Noël : votre employeur a-t-il mis une « Prime Macron » sous votre sapin ?
Faites-vous partie des heureux qui ont trouvé une prime bien emballée dans leur fiche de paie ? Les employeurs ont jusqu'au 31 décembre pour la verser.
Jusquà 6000 euros de prime, nets d'impôts et de charges sociales
La « Prime Macron » - désormais rebaptisée « Prime de Partage de Valeur (PPV) », est apparue en 2018, comme la réponse d’un gouvernement désarçonné par le mouvement des « Gilets Jaunes ». Son but ? Permettre aux employeurs qui le souhaitent (et qui en ont les moyens) de gratifier leurs salariés d'un bonus de fin d'année, avec un avantage fiscal appréciable. Cette année, les salariés peuvent recevoir jusqu'à 3 000 euros en franchise d’impôt sur le revenu et de charges sociales.
Accrochez-vous bien à votre bonnet de Noël : depuis la loi du 16 août 2022, la prime peut même atteindre jusqu'à 6 000 euros, à condition que l’entreprise ait signé un accord d'intéressement ou qu'elle fasse partie du club des « moins de 50 salariés ».

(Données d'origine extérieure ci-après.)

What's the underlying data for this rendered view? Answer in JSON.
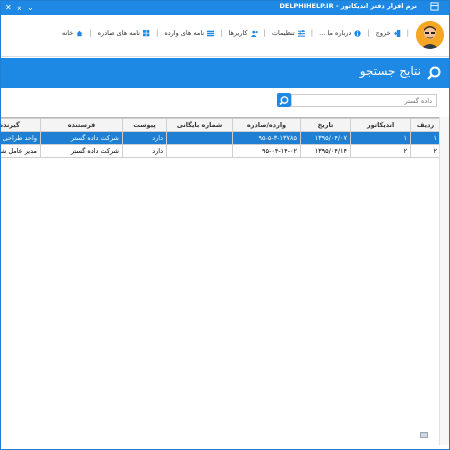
{
  "window": {
    "title": "نرم افزار دفتر اندیکاتور - DELPHIHELP.IR",
    "buttons": [
      "minimize",
      "maximize",
      "close"
    ]
  },
  "nav": {
    "items": [
      {
        "label": "خانه",
        "icon": "home-icon"
      },
      {
        "label": "نامه های صادره",
        "icon": "grid-icon"
      },
      {
        "label": "نامه های وارده",
        "icon": "list-icon"
      },
      {
        "label": "کاربرها",
        "icon": "users-icon"
      },
      {
        "label": "تنظیمات",
        "icon": "settings-icon"
      },
      {
        "label": "درباره ما ...",
        "icon": "info-icon"
      },
      {
        "label": "خروج",
        "icon": "exit-icon"
      }
    ]
  },
  "header": {
    "title": "نتایج جستجو"
  },
  "search": {
    "placeholder": "داده گستر"
  },
  "table": {
    "columns": [
      "ردیف",
      "اندیکاتور",
      "تاریخ",
      "وارده/صادره",
      "شماره بایگانی",
      "پیوست",
      "فرستنده",
      "گیرنده"
    ],
    "rows": [
      [
        "۱",
        "۱",
        "۱۳۹۵/۰۴/۰۷",
        "۹۵-۵-۳-۱۳۷۸۵",
        "",
        "دارد",
        "شرکت داده گستر",
        "واحد طراحی سایت"
      ],
      [
        "۲",
        "۲",
        "۱۳۹۵/۰۴/۱۴",
        "۹۵-۰۴-۱۴-۰۲",
        "",
        "دارد",
        "شرکت داده گستر",
        "مدیر عامل شرکت"
      ]
    ]
  },
  "colors": {
    "accent": "#1e88e5",
    "selected_row": "#1e7fd3"
  }
}
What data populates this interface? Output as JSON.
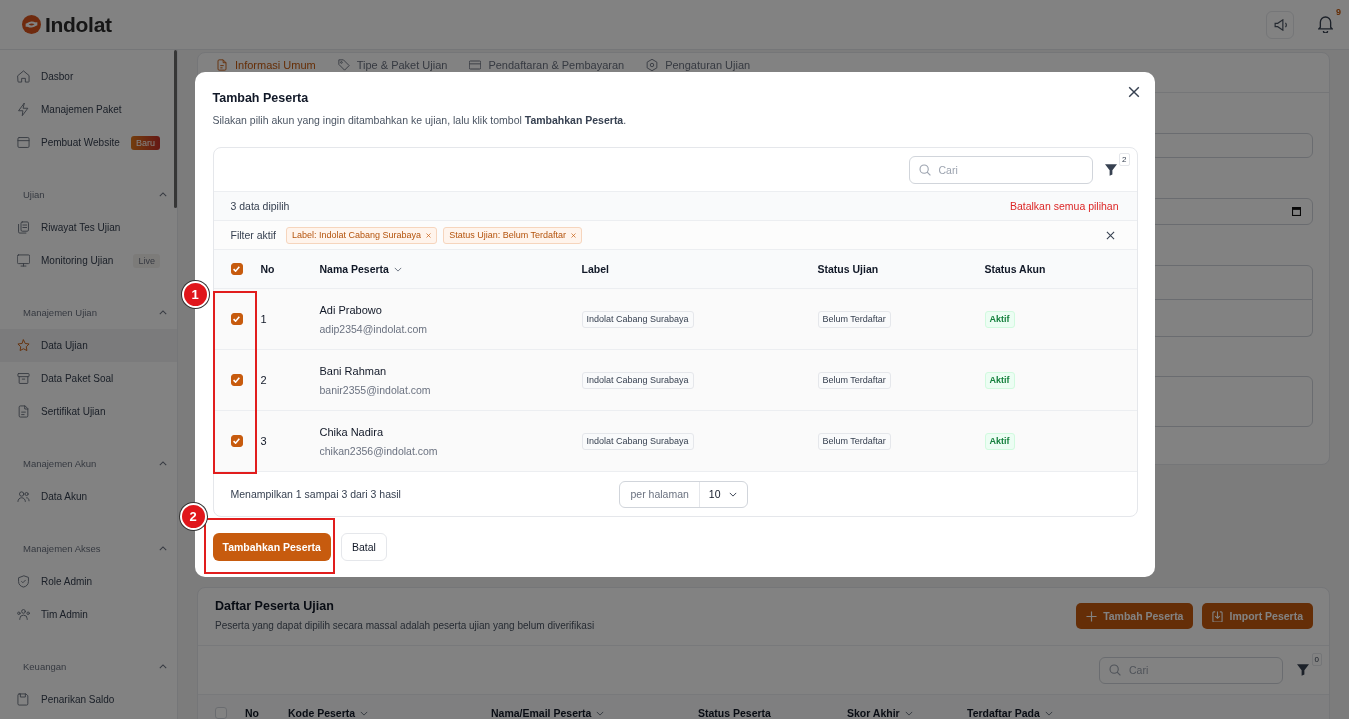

Si certains salariés peuvent recevoir un beau cadeau sous le sapin, rappelons toutefois que le versement de la prime n’est pas une obligation pour les entreprises. D’autant qu’avec la crise, certaines doivent préserver leurs finances pour ne pas se mettre en difficultés.
D'après l'URSSAF, plus de 5,5 millions de salariés ont perçu la prime de partage de valeur en 2022, pour un montant total de près de 4,4 milliards d'euros. Le montant moyen était de 789 euros. Les employeurs feront-ils mieux cette année ?
Jusqu'à quand le Père Noël peut-il passer ?
Si vous êtes en train de lire cet article tout en dégustant votre douzième bûche de Noël, rassurez-vous, il n'est pas trop tard ! Les employeurs qui peuvent se permettre ce geste ont jusqu'au 31 décembre pour verser cette prime. Si elle se fait attendre, n'hésitez pas à rappeler au vôtre que le Père Noël a un agenda serré et qu'il serait dommage qu'il oublie de passer par votre cheminée.
La « Prime Macron » peut aussi être distribuée deux fois par an, à condition de respecter les plafonds d'exonération (3 000 euros ou 6 000 euros de la taille de l’entreprise). Elle peut désormais être investie sur un plan d'épargne salariale.
En fin de compte, la « PPV » est une petite douceur bienvenue pour les salariés à l'approche des fêtes. Et bonne nouvelle, ce dispositif est pour le moment prolongé jusqu’en 2026.